When reading Homer, the ‘idealism’ that you mention is actually part of the appeal for me. Not because I think it makes for great storytelling, but because it is a highly primordial form of writing – the Odyssey and the Iliad are unsullied by the tides of literary history, a writing which came before there was an institution of writing, and which is thus extraneous to our usual experiences of reading. Interpretation of a modern text is a form of archaeology, but with Homer, this process is impossible: not (only) because there are no other texts that preceded it, but because the very notion of text did not exist back then, since his stories were transmitted through oral tradition. The forms of writing that we find in the Odyssey and Iliad are pure, almost transcendent (as are those we find in lyric poetry or Attic tragedy, to name a few other). Finding them, and seeing how they reoccur and form the foundations of so many other, later texts, how they remain the core even of the great melting pot of forms that is modern literature and culture, is a process I find highly rewarding. It is with this spirit that I read the Iliad and the Odyssey.

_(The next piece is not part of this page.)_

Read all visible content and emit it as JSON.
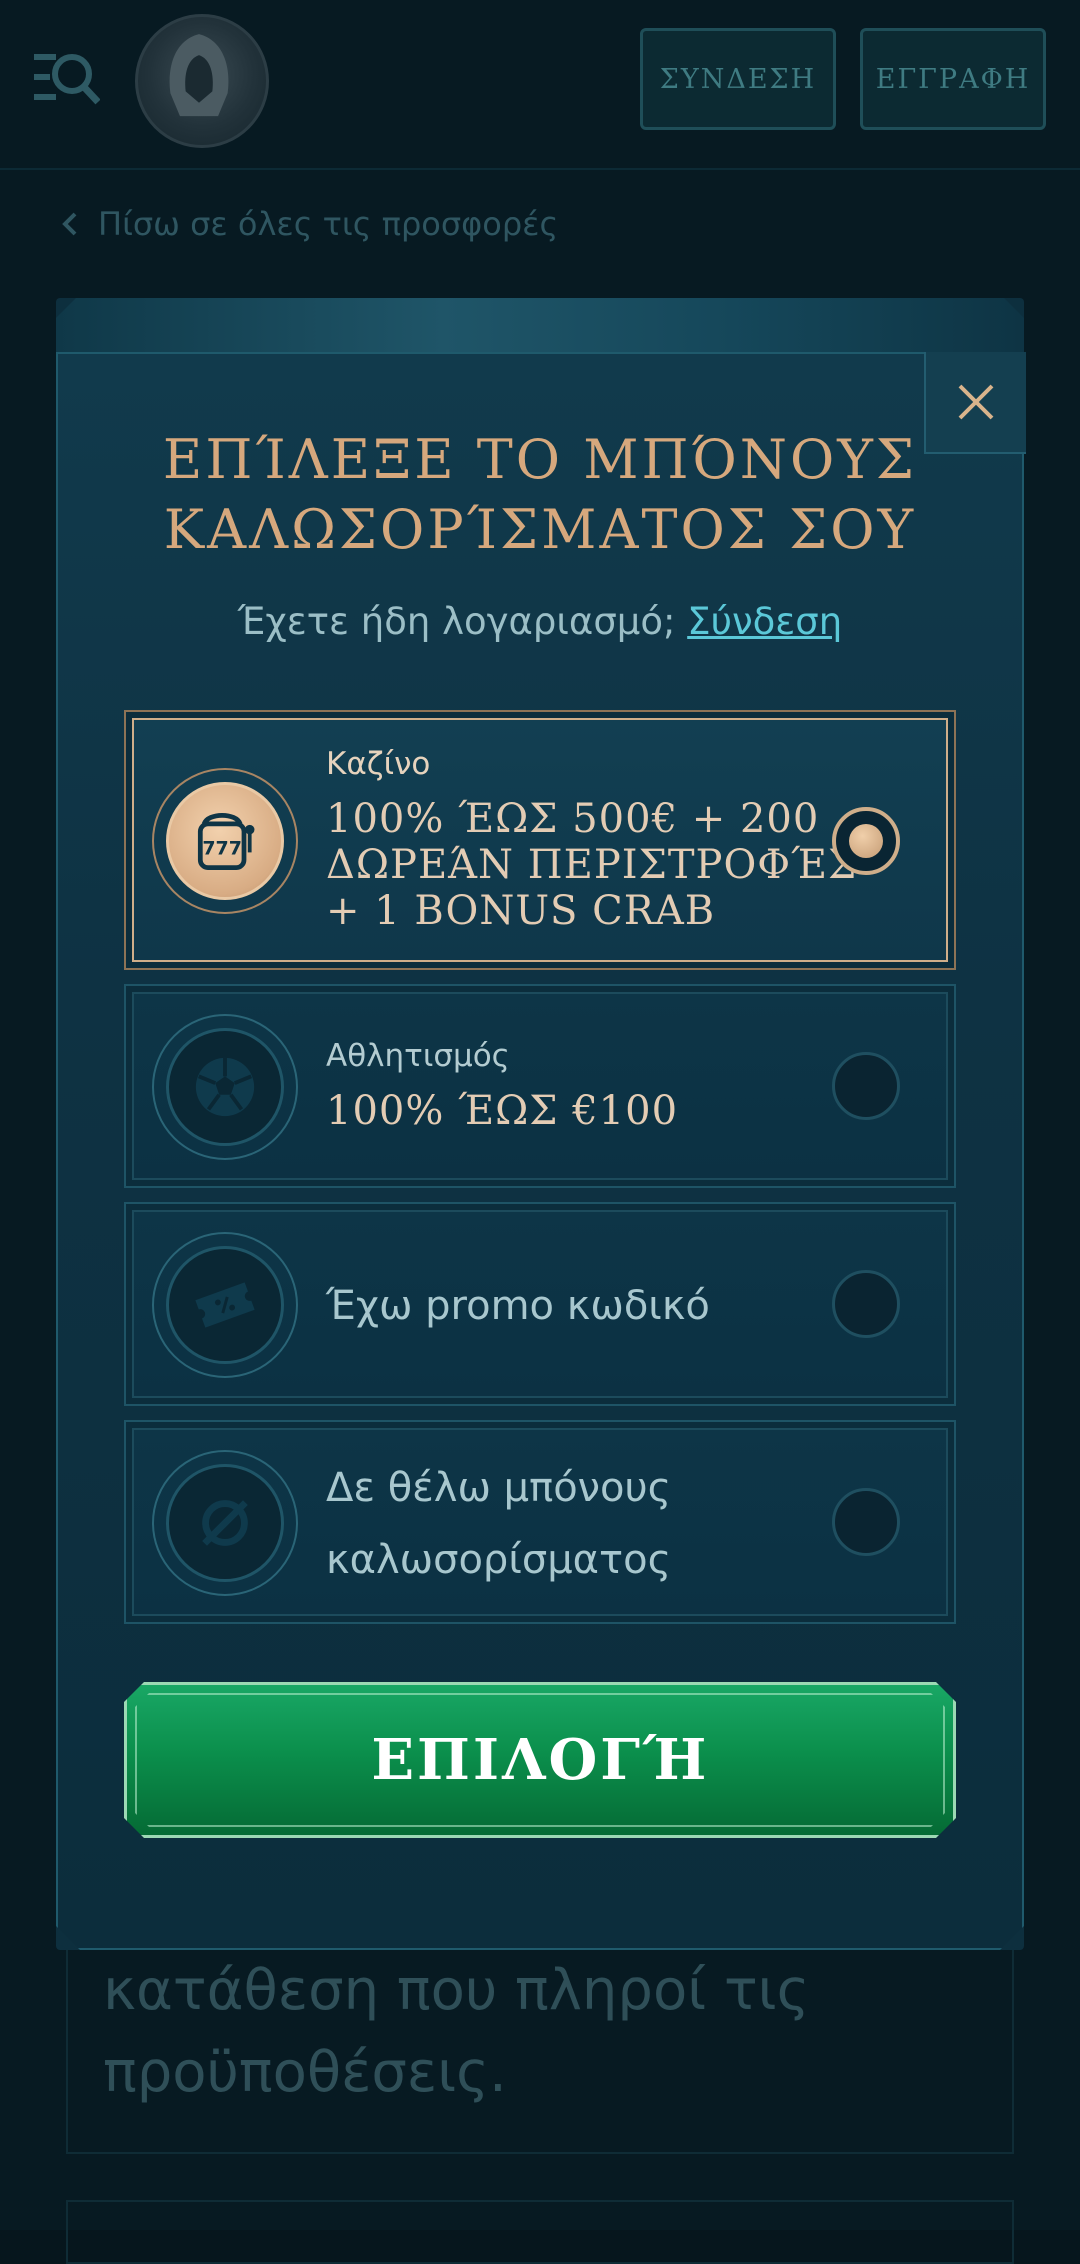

Regarding the question of whether these concepts hold across epics, I’m not surprised to hear that the epic you mention (which, I regret to say, I had never even heard about… btw, Son Goku??) does not conform to them. In truth, the problem here is how we want to classify an epic. The term is usually employed as jargon for either a long verse narrative, or, more generally, a story of great magnitude and import. But the fact is, this genre that we usually classify as the epic includes texts of staggering diversity. Lord Byron’s ‘Don Juan,’ for example, is a parodic, comic epic which actually subverts all the usual traditions of the genre. Dante’s ‘Divine Comedy’ falls out of any epic canon, already in the title (a comedy?), and in fact is so unique that it almost constitutes a genre of its own.
Actually, Homer’s work bears closer resemblance to Beowulf – another primordial, archaic text – than it does with, say, the Aeneid, its declared successor from the already much more heteroglossian society of Rome, a text which looks conformingly ‘epic’ on the surface, but which turns out to be an extraordinarily subtle, highly complex and ambivalent piece once it is examined at the level of language.
What fascinates me about the epic is precisely its relationship to the primordial level of language. And in this, I do hold that archaic epics share some common features, among which is the tendency to discuss the past in terms of a golden age that shall never come again. The drive behind this was the same drive that led to writing and saving texts in the first place: an embryonic society’s need to stabilise and organise itself over some common grounds. Original epic and religious texts provide the ethical, historical and often legislative bases to do that. Heroic narratives, like that of Odysseus but also like those of Gilgamesh and Soundjata (who are not even Western), necessarily portray humans better than we are, because the role of these characters was not that of ‘entertaining’ an audience, but of giving them role models to look up to and aspire to as something better than themselves.